Attention turns to infection control, cleanliness and safety for patients and staff in dental care facilities as lapses in equipment sterilization protocol discovered in the dental clinic at the John Cochran VA Medical Center in St. Louis, may have exposed more than 1,800 veterans to Hepatitis B, C and HIV, the virus that causes AIDS.
Last week, the VA confirmed two positive tests each for Hep B and Hep C.
Ollie Fisher, DMD is a Saint Louis County dentist in private practice and a captain in the U.S. Navy Reserve. Dr. Fisher said safety and infection control procedures are the same in military and civilian dental facilities.
“In the military it’s called standard operating procedures – we practice those same standards,” he said. Fisher said those standards are reinforced at minimum, annually.
“If we see any problems – any gross violations, we do a stand down – we stop, huddle everybody together and deal with it immediately,” Fisher said. “I’ve seen other treatment facilities do it.”
At Fisher Wellness Center, staff members participate in mandatory infection control procedures, which include health and safety protocols to protect both patients and staff.
“You want the staff to use what we call PPE – personal protective equipment. That means they should always have gloves, they should use masks,” he said.
“Even with our laundry, they have to use gloves and cover themselves even when they do our laundry.”
Treatment clothes are not street clothes, and visa versa.
“They should have outer garments that they only use in the operatory or treatment area – lab coats, so they wouldn’t take that contaminated lab coat, keep it on and take it into the area where they are eating,” Fisher said. “Conversely, they should not come into the treatment area with street clothes on.”
Fisher said scrubs are short-sleeved and outer garments should be worn on top of it.
“They should have to have a garment with long sleeves so they are completely covered and they should wear eye protection as well,” Fisher said. That eye protection goes for the patient as well.
Anything that has been touched also must be disinfected, said Fisher, including the handles, the light fixtures and countertops.
“We wrap everything that we are going to touch,” Fisher said. “If it’s disposable, after use it’s thrown away –not to expose another patient.
“We are challenged all the time. Occasionally we are working on a patient and we need something in the drawer. Always take off the glove, get what you need, disinfect your hands and re-glove (new set of gloves),” Fisher said.
“Otherwise, you contaminate everything in the drawer.”
“That’s why we anticipate what we need or have a person with clean hands who is not working on a procedure get something for you,” he explained.
Fisher said there are two ways sterilization of equipment is handled.
“The gold standard for cleaning instruments is a heat autoclave. That sterilizes the instruments under heat and pressure. The equipment is monitored on at least a monthly basis to make sure it is operating and functioning properly,” Fisher said. “Those instruments are washed with soap and water, rinsed and then sterilized – usually a 20- to 30- minute cycle. There are some machines that can do it faster.”

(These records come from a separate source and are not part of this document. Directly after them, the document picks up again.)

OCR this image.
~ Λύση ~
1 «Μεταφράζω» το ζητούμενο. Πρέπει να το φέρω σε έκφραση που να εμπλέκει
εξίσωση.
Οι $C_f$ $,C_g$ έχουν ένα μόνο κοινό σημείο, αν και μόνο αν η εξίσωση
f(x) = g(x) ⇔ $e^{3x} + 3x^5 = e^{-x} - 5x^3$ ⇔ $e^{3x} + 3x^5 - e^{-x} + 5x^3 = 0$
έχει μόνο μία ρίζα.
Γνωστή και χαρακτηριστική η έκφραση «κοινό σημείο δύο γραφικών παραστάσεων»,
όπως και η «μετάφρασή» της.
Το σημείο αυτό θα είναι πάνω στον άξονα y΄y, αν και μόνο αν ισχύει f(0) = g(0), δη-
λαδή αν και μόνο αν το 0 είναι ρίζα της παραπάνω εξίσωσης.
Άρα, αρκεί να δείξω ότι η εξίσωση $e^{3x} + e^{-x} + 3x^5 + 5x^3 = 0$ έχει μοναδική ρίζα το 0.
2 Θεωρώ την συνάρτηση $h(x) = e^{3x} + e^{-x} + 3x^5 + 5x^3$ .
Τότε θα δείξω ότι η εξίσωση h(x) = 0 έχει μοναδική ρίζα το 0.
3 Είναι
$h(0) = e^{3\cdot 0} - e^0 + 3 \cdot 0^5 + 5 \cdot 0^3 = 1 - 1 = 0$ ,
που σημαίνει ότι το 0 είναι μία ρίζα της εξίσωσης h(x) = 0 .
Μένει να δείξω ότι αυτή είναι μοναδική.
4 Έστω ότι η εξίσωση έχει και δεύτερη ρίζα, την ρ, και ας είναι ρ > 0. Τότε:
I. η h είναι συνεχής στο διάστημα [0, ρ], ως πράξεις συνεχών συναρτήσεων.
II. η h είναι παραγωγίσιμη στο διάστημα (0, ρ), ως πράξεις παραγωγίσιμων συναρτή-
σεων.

To monitor his sterilizing equipment, Fisher’s his office runs a sample through the machine. The sample is sent to a lab biweekly, and the lab gives his office a verification that the equipment is operating properly.
Fisher said the sterilization area where all the contaminated instruments go should be a separate room.
There are some instruments that cannot stand the heat and the high temperatures of an autoclave, such as pieces made with plastic or some other material that will melt.
“Those must be thoroughly cleaned with soap and water and placed in an approved disinfectant in cold sterilization,” Fisher explained. “It depends on the manufacturer’s recommendation, but generally its several hours.”
Dr. Fisher offers suggestions on what patients should look for at any dental or medical health setting.
• If you can visibly see dirt, blood splatter or anything that is contaminated, you know it is not being properly cleaned.
• Disposable equipment, protective wear and supplies must be thrown away after one use to avoid exposing another patient to someone else’s germs
• If you see that someone is not doing something right, you should not feel uncomfortable to call them on it, he said. If your doctor makes you comfortable about speaking up – it’s time to find a new dentist.
Fisher, who served eight years on the board of health for the Missouri Department of Health and Senior Services, said lapses in infection control can happen in other places as well. He said people tend to take shortcuts, perhaps because of budgets and they don’t want to throw anything out.
“The bottom line with infection control is constant surveillance and retraining because people tend to become lax over periods of time. You have to continually reinforce these standards,” Dr. Fisher said.
“It’s not just for the patient – it’s just as important for the staff. It only takes one patient to expose the entire office if we don’t keep our standards high. We don’t want to take anything home either.”
More information on infection control is available online. At the American Dental Association site, www.ada.org, go to Public Resources, Oral health Topics, and Infection Control.
At the Centers for Disease Control and Prevention, www.cdc.gov, search Guideline for Disinfection and Sterilization in Healthcare Facilities.